Le 6 octobre 2025, le monde entier a braqué ses regards sur un phénomène insolite : des chiens errants, au pelage d’un bleu surprenant, ont été repérés aux abords de l’ancienne centrale nucléaire de Tchernobyl. Ce spectacle pour le moins inhabituel a immédiatement fait le tour des réseaux sociaux et des médias, entre interrogations et inquiétudes. Certains s’inquiétaient d’une mutation génétique due aux radiations, mais il s’est avéré que ce bleu était simplement dû à une contamination extérieure.

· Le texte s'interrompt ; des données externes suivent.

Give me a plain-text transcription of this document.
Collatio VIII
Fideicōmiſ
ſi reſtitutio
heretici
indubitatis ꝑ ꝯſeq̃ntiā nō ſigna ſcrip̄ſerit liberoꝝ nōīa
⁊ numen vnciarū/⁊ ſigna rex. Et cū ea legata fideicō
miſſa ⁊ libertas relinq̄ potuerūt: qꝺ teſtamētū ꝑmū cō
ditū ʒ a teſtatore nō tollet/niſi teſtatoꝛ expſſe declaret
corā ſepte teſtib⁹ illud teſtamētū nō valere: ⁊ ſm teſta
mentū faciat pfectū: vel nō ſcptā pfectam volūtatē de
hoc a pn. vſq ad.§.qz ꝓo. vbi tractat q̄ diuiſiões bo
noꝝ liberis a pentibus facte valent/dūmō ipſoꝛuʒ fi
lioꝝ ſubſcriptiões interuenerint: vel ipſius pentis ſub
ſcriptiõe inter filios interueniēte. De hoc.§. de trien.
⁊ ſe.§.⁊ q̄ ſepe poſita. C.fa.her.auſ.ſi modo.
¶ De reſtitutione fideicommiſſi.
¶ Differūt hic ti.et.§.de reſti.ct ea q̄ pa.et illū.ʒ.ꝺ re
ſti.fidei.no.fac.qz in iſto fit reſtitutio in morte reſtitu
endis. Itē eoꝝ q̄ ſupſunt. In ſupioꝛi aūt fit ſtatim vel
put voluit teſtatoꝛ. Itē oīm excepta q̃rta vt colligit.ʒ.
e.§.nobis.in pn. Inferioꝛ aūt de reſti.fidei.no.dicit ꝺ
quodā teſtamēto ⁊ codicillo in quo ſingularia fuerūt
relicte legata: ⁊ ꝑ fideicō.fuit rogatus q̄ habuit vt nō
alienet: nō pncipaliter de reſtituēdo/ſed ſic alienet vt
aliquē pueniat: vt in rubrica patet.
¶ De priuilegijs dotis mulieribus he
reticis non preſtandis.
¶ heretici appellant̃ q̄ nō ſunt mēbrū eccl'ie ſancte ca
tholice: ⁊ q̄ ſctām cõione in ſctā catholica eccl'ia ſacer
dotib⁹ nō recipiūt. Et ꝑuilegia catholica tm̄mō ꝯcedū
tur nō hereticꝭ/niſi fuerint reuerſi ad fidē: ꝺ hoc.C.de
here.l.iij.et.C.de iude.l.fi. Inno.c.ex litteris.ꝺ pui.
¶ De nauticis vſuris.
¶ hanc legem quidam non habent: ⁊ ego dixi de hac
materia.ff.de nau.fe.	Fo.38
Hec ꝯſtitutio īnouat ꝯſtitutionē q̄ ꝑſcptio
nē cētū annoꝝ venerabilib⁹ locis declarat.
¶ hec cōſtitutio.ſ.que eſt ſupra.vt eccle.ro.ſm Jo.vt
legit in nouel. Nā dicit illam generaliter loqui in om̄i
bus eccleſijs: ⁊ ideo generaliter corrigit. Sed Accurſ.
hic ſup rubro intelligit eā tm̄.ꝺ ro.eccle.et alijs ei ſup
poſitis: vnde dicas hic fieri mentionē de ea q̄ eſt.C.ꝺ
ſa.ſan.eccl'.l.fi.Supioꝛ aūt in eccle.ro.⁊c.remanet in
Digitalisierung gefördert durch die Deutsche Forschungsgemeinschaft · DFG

Retour sur l’histoire et la situation géographique
La zone d’exclusion de Tchernobyl, en Ukraine, est tristement connue depuis l’explosion d’un réacteur nucléaire le 26 avril 1986. Cet accident a entraîné l’évacuation d’environ 120 000 habitants de Pripyat et des villages alentour. Pour limiter l’exposition aux radiations, une zone de 30 km autour de la centrale a été mise en place. Selon l’OMS, les radiations ont causé près de 20 000 cas de cancer de la thyroïde entre 1986 et 2016, touchant notamment des régions en Ukraine, en Biélorussie et en Russie.
La découverte des chiens bleus
Quand les chiens tout bleu ont fait leur apparition près de Tchernobyl, ça a vite fait jaser. Certains ont évoqué une mutation génétique provoquée par les radiations. Pourtant, Jennifer Betz, vétérinaire et directrice médicale du programme Dogs of Tchernobyl, n’a pas tardé à clarifier les choses en expliquant que les rayonnements ionisants ne sauraient colorer un pelage en bleu, rapporte le média IFLScience. En réalité, ces chiens se seraient frottés dans une substance bleue provenant d’un vieux toilette portable renfermant un liquide désinfectant à base de cuivre et de méthylène.
Le programme Dogs of Tchernobyl
Depuis 2017, le programme Dogs of Tchernobyl se mobilise pour surveiller et stériliser les descendants des animaux de compagnie abandonnés après la catastrophe nucléaire. Grâce à cette initiative, pilotée par le Clean Futures Fund, plus de 1 000 chiens et chats ont déjà été pris en charge. L’idée, c’est de veiller sur ces animaux tout en observant comment ils s’adaptent à vivre dans ce milieu pas commode.
La vie sauvage qui persévère
Aujourd’hui, la zone d’exclusion regorge d’animaux qui ont su trouver leur place malgré les difficultés. On y croise par exemple des sangliers, des renards roux, des oiseaux chanteurs et même des chiens viverrins. Ces espèces, qui se débrouillent dans un environnement aussi rude, montrent bien qu’elles savent tirer leur épingle du jeu – certains loups présenteraient même des mutations leur offrant une certaine protection contre le cancer.
L’état de santé des chiens bleus
Même avec leur look atypique, les chiens bleus semblent se porter à merveille. La substance qui leur donne cette teinte n’est pas jugée dangereuse, tant qu’ils n’ingèrent pas le produit en se léchant. Un membre anonyme de l’équipe de recherche a justement commenté que ces chiens semblaient en pleine forme, tout comme les autres canidés rencontrés lors de leur séjour à Tchernobyl.